More vaccine data needed to avoid Covid divide, report finds
A lack of Covid-19 vaccination data in the UK could cause a dangerous “vaccine divide”, a new report from Policy Exchange states.
In the paper, the think tank says anecdotal evidence suggests uptake has been comparatively lower in economically deprived and ethnically diverse areas, but crucially, more data is needed.
Nadhim Zahawi, Minister for the COVID-19 Vaccine Deployment, has commented that his “big worry” is that high national uptake is contrasted by low uptake of the vaccine among ethnic minority communities and that “the virus will very quickly infect that community”.
The NHS has indicated that uptake will need to reach 80% in each local area for the benefits of the vaccine to be felt – with the consequent prospect of eased lockdown restrictions.
If vaccine uptake remains low among these groups with the current strategy, the report says there will be reasonable public health grounds to keep these areas under tighter restrictions while they ease elsewhere – an undesirable situation that would only amplify existing health inequalities.
The report makes the following recommendations:
- Better and more granular data collection.
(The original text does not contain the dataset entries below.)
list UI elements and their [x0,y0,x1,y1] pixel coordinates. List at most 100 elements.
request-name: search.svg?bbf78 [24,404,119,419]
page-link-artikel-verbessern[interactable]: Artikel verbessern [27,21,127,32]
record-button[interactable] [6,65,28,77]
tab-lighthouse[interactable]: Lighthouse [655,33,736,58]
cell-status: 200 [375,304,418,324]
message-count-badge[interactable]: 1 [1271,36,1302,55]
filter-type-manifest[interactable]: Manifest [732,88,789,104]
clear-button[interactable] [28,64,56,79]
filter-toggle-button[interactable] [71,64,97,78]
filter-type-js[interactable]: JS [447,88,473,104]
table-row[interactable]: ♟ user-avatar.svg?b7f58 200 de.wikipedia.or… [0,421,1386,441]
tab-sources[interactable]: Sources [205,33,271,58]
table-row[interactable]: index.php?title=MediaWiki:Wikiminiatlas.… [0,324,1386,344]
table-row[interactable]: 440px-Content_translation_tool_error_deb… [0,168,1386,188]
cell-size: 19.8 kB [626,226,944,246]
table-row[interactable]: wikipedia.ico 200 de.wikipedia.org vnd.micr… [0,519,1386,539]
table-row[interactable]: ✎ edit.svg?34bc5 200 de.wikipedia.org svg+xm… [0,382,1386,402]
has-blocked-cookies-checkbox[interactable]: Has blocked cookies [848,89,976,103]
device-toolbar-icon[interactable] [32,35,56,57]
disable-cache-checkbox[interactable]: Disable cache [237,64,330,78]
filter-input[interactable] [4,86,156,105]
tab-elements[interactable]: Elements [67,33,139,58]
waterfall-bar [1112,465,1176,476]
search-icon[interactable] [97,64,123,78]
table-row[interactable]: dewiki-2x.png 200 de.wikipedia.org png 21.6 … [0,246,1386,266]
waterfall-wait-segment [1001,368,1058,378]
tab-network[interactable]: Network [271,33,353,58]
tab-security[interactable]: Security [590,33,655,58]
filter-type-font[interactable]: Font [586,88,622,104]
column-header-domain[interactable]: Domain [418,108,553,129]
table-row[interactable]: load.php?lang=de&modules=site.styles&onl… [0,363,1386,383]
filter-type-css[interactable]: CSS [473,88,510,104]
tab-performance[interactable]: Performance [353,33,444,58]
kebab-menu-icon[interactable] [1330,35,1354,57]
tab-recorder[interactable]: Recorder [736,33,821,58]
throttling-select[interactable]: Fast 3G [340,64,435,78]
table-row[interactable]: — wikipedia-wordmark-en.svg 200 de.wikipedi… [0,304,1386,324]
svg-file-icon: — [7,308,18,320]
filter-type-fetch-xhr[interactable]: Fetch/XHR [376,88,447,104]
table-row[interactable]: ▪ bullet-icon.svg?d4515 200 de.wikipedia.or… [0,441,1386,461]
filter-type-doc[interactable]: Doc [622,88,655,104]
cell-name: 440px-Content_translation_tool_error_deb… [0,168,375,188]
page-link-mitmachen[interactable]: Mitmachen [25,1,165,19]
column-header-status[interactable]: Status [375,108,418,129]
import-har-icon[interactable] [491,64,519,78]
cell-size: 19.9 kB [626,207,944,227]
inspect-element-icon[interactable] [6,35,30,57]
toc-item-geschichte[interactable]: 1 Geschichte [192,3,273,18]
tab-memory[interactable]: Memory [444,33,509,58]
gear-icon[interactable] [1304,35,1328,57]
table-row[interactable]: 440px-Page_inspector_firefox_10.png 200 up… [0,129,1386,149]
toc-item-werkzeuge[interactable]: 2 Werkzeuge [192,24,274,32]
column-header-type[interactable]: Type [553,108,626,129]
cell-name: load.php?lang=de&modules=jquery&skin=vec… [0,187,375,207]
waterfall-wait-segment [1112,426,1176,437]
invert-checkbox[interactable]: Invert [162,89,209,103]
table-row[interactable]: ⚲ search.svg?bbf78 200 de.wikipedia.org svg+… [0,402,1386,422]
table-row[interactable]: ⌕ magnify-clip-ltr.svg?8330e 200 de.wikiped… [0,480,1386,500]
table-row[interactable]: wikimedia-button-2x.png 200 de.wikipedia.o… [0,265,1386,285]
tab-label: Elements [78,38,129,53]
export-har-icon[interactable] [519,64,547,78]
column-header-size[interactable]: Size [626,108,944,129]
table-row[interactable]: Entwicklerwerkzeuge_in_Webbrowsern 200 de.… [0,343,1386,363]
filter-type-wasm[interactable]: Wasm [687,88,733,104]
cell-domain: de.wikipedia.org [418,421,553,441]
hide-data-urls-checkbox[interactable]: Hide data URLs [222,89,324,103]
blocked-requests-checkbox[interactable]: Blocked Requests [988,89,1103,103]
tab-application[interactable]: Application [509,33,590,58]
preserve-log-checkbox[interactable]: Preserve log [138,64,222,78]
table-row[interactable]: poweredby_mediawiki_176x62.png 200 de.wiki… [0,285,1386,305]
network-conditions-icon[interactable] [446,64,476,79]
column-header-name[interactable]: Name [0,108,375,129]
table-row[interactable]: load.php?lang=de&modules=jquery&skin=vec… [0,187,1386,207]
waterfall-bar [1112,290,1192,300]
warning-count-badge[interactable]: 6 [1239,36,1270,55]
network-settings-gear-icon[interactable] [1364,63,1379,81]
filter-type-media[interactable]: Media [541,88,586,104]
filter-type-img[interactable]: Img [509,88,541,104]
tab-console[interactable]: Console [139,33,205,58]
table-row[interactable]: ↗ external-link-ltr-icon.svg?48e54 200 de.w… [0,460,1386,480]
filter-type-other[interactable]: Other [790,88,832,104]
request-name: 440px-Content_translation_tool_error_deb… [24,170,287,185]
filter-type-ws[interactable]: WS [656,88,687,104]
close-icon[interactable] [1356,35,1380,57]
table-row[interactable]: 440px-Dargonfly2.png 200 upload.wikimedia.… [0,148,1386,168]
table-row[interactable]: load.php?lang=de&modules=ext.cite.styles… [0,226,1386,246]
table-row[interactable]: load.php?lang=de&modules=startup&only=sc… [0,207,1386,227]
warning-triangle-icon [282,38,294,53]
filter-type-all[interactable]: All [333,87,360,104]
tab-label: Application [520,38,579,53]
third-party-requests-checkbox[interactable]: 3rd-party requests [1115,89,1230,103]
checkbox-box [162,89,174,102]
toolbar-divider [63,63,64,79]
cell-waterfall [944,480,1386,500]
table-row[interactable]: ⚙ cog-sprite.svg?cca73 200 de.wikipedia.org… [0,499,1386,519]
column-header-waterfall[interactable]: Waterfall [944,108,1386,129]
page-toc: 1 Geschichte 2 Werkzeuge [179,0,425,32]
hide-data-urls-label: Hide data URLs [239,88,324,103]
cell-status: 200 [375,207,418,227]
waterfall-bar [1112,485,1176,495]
The data must be published weekly and include breakdowns of the offer for vaccination based on ethnicity, sex, precise age, and whether this was accepted or declined.
- Regular monitoring and evaluation of interventions. The Government should publish ongoing, monthly assessments of the impact of interventions to address vaccine hesitancy.
- Dedicated ethnic minorities communications strategy. There should be a much more concerted effort to reach ethnic minority groups, such as a general election-style campaign with sophisticated targeting of particular groups.
- Re-assess the current cohort prioritisation. The Joint Committee on Vaccination and Immunisation (JCVI) should re-assess its current prioritisation methodology and consider making changes to reflect new data regarding higher mortality risk. This should be cross-referenced with the data on refusal rates once made available.